Thursday, November 17, 2011

Reinforcing Fires

For my first post, I want to reiterate Maj Munson’s points about institutional agility and intellectual debate. As Colonel Robert Dobson pointed out in the November issue of the Marine Corps Gazette, the Marine Corps is entering a period of austerity. The Marine Corps is no stranger to fluctuations in our budget and end strength but, along with our Navy brethren, our work overseas does not stop when the guns of war go silent. The Marine Corps expanded during every major conflict of the 20th Century and then contracted afterwards. Despite the contractions, the lean years have seen some of our greatest successes. We have gained those successes through our intellectual vigor and our pursuit of new ideas.

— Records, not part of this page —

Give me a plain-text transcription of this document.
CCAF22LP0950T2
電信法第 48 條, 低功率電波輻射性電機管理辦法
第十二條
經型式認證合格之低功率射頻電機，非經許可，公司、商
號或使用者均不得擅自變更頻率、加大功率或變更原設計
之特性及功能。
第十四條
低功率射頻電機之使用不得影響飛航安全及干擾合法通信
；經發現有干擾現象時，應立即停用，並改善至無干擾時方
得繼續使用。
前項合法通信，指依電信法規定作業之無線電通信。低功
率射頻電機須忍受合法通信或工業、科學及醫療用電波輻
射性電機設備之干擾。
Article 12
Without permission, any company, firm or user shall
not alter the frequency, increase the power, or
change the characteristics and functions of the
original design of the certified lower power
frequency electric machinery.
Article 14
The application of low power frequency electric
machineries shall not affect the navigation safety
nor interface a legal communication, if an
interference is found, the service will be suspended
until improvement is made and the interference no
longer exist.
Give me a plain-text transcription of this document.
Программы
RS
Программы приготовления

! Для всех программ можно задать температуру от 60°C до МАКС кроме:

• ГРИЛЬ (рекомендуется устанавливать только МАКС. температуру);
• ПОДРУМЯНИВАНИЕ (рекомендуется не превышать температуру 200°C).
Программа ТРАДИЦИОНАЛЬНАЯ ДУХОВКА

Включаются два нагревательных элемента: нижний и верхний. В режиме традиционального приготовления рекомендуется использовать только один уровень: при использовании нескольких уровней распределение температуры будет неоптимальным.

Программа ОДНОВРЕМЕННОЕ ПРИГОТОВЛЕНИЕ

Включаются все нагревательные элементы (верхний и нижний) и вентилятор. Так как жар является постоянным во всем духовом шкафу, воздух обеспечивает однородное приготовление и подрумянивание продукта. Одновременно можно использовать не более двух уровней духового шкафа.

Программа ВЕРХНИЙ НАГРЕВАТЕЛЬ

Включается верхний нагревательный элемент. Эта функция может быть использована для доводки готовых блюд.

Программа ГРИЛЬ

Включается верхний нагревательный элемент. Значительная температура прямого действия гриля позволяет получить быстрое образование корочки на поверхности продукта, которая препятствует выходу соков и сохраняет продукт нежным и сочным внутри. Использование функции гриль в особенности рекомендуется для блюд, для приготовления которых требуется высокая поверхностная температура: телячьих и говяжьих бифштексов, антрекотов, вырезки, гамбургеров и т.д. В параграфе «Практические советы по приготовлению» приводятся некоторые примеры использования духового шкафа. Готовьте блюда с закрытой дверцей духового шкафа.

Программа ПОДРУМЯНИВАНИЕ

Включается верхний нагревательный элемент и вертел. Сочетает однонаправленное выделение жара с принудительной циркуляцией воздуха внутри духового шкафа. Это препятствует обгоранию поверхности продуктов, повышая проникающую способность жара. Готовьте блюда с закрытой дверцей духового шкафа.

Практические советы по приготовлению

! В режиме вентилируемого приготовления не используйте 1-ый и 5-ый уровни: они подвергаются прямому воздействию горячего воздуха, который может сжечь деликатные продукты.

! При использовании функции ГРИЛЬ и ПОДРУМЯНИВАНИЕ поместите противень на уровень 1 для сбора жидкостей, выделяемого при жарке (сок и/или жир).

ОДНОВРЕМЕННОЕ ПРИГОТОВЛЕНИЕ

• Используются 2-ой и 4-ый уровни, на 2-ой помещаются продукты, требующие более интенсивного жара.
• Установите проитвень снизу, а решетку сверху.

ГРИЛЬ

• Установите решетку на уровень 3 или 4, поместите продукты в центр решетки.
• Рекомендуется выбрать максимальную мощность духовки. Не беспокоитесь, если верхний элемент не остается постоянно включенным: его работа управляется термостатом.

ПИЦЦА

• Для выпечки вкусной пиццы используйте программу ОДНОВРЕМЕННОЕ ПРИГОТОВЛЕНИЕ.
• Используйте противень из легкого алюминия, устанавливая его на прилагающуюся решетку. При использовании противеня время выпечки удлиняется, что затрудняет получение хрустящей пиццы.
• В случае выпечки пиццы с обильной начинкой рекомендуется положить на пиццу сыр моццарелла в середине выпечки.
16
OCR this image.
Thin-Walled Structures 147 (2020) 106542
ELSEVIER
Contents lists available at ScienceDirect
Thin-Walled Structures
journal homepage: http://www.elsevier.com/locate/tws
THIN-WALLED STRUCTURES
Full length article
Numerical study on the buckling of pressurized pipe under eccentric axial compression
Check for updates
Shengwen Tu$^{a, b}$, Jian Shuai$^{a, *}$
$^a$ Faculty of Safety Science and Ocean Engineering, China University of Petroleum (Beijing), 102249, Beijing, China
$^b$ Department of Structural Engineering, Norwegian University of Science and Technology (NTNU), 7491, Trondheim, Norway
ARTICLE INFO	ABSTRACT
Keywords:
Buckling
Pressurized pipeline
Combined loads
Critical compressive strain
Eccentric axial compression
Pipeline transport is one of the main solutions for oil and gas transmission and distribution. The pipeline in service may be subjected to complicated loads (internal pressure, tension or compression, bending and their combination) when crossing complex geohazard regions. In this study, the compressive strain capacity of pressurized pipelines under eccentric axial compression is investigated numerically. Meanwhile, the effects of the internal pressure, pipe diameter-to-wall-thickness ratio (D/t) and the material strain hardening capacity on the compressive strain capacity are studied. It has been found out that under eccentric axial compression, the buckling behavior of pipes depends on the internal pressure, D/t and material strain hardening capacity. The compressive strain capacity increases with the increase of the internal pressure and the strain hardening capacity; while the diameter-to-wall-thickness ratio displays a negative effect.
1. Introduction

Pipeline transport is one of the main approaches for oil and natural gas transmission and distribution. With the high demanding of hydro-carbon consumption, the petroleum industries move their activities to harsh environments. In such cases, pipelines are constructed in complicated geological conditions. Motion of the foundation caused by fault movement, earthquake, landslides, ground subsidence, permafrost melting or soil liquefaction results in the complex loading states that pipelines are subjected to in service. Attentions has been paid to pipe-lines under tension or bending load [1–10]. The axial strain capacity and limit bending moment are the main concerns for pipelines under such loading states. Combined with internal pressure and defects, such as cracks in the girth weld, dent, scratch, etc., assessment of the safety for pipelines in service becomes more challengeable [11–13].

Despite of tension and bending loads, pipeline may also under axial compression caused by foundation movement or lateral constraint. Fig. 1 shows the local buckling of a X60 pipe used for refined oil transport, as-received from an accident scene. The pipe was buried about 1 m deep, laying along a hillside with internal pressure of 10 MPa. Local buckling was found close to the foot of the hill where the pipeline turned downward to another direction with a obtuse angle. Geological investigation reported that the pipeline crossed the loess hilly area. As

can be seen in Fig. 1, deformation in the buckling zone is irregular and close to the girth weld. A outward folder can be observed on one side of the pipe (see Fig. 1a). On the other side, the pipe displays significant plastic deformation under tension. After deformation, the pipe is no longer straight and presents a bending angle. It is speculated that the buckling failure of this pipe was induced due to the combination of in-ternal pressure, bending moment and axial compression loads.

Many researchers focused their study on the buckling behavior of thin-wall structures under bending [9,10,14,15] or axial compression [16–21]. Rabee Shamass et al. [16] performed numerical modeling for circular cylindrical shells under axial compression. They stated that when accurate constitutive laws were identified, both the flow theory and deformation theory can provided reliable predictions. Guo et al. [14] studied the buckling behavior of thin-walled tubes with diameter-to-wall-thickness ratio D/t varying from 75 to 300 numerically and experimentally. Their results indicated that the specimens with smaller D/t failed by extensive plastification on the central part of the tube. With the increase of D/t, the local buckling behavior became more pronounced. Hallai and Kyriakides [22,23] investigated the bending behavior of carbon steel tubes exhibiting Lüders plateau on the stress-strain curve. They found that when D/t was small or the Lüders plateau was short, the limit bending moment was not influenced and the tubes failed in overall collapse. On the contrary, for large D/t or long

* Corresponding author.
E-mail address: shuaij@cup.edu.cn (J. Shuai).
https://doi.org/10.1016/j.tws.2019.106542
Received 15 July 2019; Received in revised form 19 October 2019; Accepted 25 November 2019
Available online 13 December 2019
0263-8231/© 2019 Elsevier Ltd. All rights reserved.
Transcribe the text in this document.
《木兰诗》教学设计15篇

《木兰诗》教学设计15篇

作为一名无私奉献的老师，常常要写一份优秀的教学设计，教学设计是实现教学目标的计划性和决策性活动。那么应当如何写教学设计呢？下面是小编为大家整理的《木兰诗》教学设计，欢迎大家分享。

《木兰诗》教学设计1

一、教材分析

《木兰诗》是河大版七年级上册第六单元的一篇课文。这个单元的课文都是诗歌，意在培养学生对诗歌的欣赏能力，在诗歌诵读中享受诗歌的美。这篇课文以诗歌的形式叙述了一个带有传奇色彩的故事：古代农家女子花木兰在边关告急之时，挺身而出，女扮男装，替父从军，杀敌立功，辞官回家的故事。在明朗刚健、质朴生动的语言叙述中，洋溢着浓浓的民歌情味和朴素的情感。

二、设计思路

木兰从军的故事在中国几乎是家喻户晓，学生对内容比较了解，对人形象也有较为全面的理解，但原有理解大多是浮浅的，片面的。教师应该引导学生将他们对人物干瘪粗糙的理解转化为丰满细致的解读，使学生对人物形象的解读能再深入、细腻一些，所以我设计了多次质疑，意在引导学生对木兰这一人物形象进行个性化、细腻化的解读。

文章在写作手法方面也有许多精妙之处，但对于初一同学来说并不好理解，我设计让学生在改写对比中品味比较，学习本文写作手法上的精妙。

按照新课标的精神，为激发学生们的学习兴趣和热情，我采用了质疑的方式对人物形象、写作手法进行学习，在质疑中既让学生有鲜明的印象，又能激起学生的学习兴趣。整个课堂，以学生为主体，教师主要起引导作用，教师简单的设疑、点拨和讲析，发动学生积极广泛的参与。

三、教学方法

The work of Pete Ellis is just one example of this. During the interwar period between World War I and World War II, it was the strength of LtCol Ellis’ ideas that provided a basis for the Pacific island-hopping campaign against Imperial Japan. The work and combined knowledge of Marines who fought in the Banana Wars produced the Small Wars Manual of 1940, a legendary document that continues to be relevant to Marines in Iraq and Afghanistan today. During the post-Cold War drawdown in the 1990s, the Marine Corps’ greatest strength was its warfighting philosophy captured in MCDP-1 in 1989. The strength of maneuver warfare ideas led directly to the blinding success of the Marine Corps during the march to Baghdad in 2003. Major Munson mentioned that our future successes on the battlefield may not compare to those of our past.

This may be true, but what is also true is that those successes were not just gained on the battlefield. Those successes began in the halls of Quantico, in the bars of Officer and SNCO clubs, and in the classrooms of the Naval War College where Marines create, think about, and debate the ideas that will find expression on future battlefields. After the cancellation of the Expeditionary Fighting Vehicle program, the possible cancellation of the F-35B airframe, and the continued calls to cancel the MV-22 Osprey, it should be clear to us that in the future we cannot depend solely on advanced weapon systems to carry the day for us. Instead, we must depend on the intellectual and creative capacity of Marines of all ranks. Fortunately, creativity and thought are free.

If our history is any indication, Marines will carry on our tradition of intellectual excellence during times of lean budgets and ensure that future Marines are well prepared for the any challenge. Placing a bet on the minds of our Marines to adapt and overcome is the safest bet we could make.

I want to thank Colonel Keenan and Major Munson for this opportunity to contribute to that future success in my own small way, and I look forward to the many discussions that this forum will generate.

1 comment:

  1. One caveat to the the list of ideas and where they were born (halls, clubs, bars. classrooms, etc) was that these were then exercised - in the Vieques, the desert, and mountains, by thousands of Marines over many years. Pete Ellis' own observations, and that of others, on the training in Veiques are as telling as the original thinking. This cycle of rehearse, critique, improve is played out again and again in our history (remember LtGen Van Riper's comments after Sea Dragon?).